If we need more space the expansion bay framework have for their GPU might also be available empty meaning with the fans but no GPU inside. This would provide more headroom and more width.
Having bigger fans will not hurt as they will spin slower and keep the laptop cooler.

Also a PCB has two sides so we can have the components on one side and the SSD on the other.
I like the idea of having a PCIe MUX because the 8i bandwidth should be available and used by something even if the eGPU is not connected.

If the MUX is able to handle it and space is available, I could use a couple of USB-A ports so that my mouse dongle can be kept out of the way in the back of the laptop.

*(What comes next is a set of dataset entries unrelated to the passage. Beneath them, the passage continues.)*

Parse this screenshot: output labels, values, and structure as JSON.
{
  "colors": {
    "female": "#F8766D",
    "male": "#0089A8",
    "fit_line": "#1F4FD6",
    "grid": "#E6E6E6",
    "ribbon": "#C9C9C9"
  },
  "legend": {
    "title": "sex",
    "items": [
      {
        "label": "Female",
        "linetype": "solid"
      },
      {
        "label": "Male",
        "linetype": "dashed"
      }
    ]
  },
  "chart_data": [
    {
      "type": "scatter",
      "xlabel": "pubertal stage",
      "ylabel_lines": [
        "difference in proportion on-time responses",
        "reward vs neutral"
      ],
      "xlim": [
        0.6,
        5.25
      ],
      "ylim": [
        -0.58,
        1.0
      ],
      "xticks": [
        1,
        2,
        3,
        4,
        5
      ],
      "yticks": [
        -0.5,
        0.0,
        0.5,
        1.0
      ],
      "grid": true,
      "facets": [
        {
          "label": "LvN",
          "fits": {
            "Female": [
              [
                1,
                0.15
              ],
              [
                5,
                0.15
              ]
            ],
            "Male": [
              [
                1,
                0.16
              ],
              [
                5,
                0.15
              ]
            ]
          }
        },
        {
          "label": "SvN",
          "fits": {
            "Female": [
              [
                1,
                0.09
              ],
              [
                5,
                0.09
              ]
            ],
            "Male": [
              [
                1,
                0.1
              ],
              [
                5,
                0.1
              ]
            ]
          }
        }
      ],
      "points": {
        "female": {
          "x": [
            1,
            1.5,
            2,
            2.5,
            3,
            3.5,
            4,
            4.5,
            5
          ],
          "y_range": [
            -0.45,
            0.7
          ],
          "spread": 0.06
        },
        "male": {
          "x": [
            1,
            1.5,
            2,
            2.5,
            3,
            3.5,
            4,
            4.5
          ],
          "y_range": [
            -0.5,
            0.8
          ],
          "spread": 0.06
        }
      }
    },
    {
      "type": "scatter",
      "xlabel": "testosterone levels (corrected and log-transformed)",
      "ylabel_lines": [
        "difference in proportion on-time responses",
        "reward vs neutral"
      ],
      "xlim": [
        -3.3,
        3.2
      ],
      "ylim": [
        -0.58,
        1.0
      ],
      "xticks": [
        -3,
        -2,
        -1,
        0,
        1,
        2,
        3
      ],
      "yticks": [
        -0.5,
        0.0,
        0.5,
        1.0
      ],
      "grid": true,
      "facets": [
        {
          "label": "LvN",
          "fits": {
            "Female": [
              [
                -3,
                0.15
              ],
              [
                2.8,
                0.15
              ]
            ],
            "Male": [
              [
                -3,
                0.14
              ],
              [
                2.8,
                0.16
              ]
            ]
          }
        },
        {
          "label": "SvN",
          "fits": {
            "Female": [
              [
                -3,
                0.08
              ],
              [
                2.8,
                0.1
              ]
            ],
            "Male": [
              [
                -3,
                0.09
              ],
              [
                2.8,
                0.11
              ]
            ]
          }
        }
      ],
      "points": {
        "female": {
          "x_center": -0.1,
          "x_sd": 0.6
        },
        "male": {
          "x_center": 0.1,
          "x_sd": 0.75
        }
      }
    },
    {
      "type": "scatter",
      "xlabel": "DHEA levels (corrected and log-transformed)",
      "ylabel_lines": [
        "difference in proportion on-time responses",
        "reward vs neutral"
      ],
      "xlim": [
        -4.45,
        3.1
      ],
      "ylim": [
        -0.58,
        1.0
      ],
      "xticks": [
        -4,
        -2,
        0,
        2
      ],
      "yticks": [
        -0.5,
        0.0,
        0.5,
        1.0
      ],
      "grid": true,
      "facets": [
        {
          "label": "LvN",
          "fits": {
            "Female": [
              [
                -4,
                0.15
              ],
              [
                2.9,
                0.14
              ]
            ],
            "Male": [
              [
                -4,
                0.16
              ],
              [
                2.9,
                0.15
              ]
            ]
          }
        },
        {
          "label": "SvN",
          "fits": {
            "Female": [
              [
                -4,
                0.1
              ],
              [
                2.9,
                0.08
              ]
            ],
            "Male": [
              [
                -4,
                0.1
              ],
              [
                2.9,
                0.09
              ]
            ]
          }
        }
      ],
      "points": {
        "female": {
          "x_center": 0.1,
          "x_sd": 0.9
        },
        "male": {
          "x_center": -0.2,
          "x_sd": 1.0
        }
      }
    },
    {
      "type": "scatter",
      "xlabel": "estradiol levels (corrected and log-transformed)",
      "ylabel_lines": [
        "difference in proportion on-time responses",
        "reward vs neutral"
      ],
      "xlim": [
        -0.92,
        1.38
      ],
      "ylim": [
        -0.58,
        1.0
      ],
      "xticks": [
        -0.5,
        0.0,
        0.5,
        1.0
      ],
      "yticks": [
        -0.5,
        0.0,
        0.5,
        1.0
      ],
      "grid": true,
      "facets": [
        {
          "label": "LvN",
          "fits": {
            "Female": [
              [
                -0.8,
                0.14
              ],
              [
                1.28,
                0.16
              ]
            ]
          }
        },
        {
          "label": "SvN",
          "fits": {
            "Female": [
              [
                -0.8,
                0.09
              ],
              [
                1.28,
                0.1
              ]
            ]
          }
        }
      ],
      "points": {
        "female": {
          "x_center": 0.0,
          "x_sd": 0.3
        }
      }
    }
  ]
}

Doubt it unless it sticks out the back. Only possibility is if it sticks out of the back a big - also has additional “benefit” of being able to swap it out easier. Not sure it’s hot-swappable

No need for a MUX for a few USB-A ports, there is a USB 2 connection and it’s easy to add a USB hub circuit to expose a few, space wise maybe only 2 or 3. If you want USB3, ofc you’d need to have a proper USB controller using the PCIe Lanes. I very much like the idea of having all low-speed ports on the bay and reserve the side ports for actual high-speed stuff that needs the full USB3/4 bandwidth (assuming you can’t / don’t want to use a dock to get many USB2s out of one side port)

I think my dream setup would be an open source OcuLink 8i + DP with a switchable M.2 NVMe SSD for the upper lanes and 2-3 USB2 ports. I’d only be able to do this with quite a bit further research, but it would make a lot of sense, so I just might.